Is it possible to use homomorphic encryption to create a network of "dump pipes" for exchanging data?

Tor is slow because data has to hop from peer to peer until it hits its destination. What if the "nodes" between you and the recipient ran on a single machine? Clients would simply send a homomorphically encrypted program to a central server which merely executed it. The programs and the data exchanged could be completely transparent, you could even give law enforcement access, and assuming:

1. the homomorphic encryption is secure

2. your data passes through enough trustworthy peers

3. there are enough nodes involved for plausible deniability

...it would not be possible to identify the path data takes as it is routed around.

Or am I missing something?

[shubb]

Could you explain what you mean a bit more clearly?

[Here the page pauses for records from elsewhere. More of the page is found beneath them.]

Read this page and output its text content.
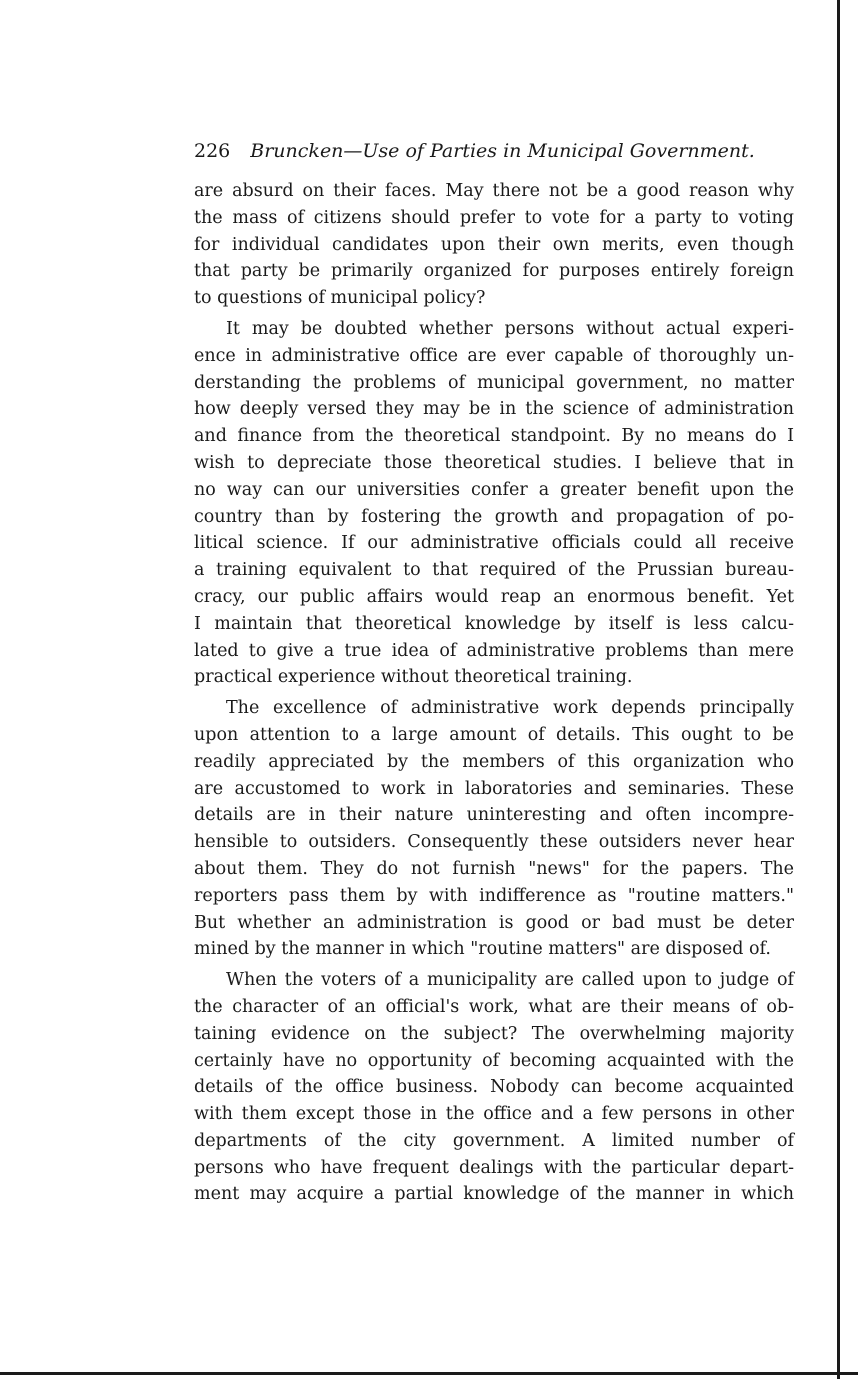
226 Bruncken—Use of Parties in Municipal Government.
are absurd on their faces. May there not be a good reason why
the mass of citizens should prefer to vote for a party to voting
for individual candidates upon their own merits, even though
that party be primarily organized for purposes entirely foreign
to questions of municipal policy?
It may be doubted whether persons without actual experi-
ence in administrative office are ever capable of thoroughly un-
derstanding the problems of municipal government, no matter
how deeply versed they may be in the science of administration
and finance from the theoretical standpoint. By no means do I
wish to depreciate those theoretical studies. I believe that in
no way can our universities confer a greater benefit upon the
country than by fostering the growth and propagation of po-
litical science. If our administrative officials could all receive
a training equivalent to that required of the Prussian bureau-
cracy, our public affairs would reap an enormous benefit. Yet
I maintain that theoretical knowledge by itself is less calcu-
lated to give a true idea of administrative problems than mere
practical experience without theoretical training.
The excellence of administrative work depends principally
upon attention to a large amount of details. This ought to be
readily appreciated by the members of this organization who
are accustomed to work in laboratories and seminaries. These
details are in their nature uninteresting and often incompre-
hensible to outsiders. Consequently these outsiders never hear
about them. They do not furnish "news" for the papers. The
reporters pass them by with indifference as "routine matters."
But whether an administration is good or bad must be deter
mined by the manner in which "routine matters" are disposed of.
When the voters of a municipality are called upon to judge of
the character of an official's work, what are their means of ob-
taining evidence on the subject? The overwhelming majority
certainly have no opportunity of becoming acquainted with the
details of the office business. Nobody can become acquainted
with them except those in the office and a few persons in other
departments of the city government. A limited number of
persons who have frequent dealings with the particular depart-
ment may acquire a partial knowledge of the manner in which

Traffic can be anonamised hopping it around many peers (assuming that a critical mass of them are not observed, which seems entirely likely these days).

If you sent a request to a single machine, which routed it between processes, eventually decoding the request, you are saying that the machine would not know what user made that request, and it could return the result via the same chain. But because both ends and the processing are observed, traffic analysis would yield which client asked for the file trivially. Rather like if the enemy controlled every node on your darknet, they could trivially know who you were and what you were doing.

The strength of the network is lots of nodes and lots of hops, in the hope that you will pass through enough uncontrolled ones that traffic can't be resolved. While what you suggest might, possibly reduce the risk from a compromised node in a multihop chain, it would not defeat traffic analysis, which is the major problem. Better just to inject fake traffic.

[ewillbefull]

Traffic analysis would not be a concern if the data being transferred and decoded by each program was interlaced with data from other streams. This would prevent an all-knowing adversary from following the data as it changes state through each program's execution.

And of course, the standard onion-encryption would be applied. The data on one end would be different than on the other or at any point in between. Padding to prevent size attacks, etc. (Everything Tor already does, I believe.)

The homomorphic-encryption would just allow you to 'outsource' your cryptography, routing and buffering mechanisms to a remote host, making data transfer between each individual 'identity' much faster without jeopardizing anonymity.

[kabouseng]

You could still trace packets into and out of the server, showing you exactly where your traffic is being routed. I don't understand how HE will magically solve this. An HE encrypted application cannot be run on a server, because the instructions would still need to be decrypted for them to execute. HE allows a server to perform an encrypted operation on encrypted data. What you can do is a type of DNS server without anybody knowing what URL's you are looking up.

[ewillbefull]

Hm, I was thinking more along the context of: http://newsroom.ucla.edu/portal/ucla/ucla-computer-scientist...

In retrospect homomorphic encryption may have little to do with this particular idea, I'm not a CS wizard or anything.

[9ac345a5509a]

(Fully) Homomorphic Encryption is necessary for this. One of the paper's authors (Craig Gentry) is also the creator of FHE. To quote the paper:

>Using indistinguishability obfuscator for NC^1 together with any (leveled) fully homomorphic encryption (FHE) scheme with decryption in NC^1 (e.g. [Gen09b, BV11, BGV12, Bra12, GSW13])

    Paper: http://eprint.iacr.org/2013/451.pdf

I have not read through the paper (yet, I plan to).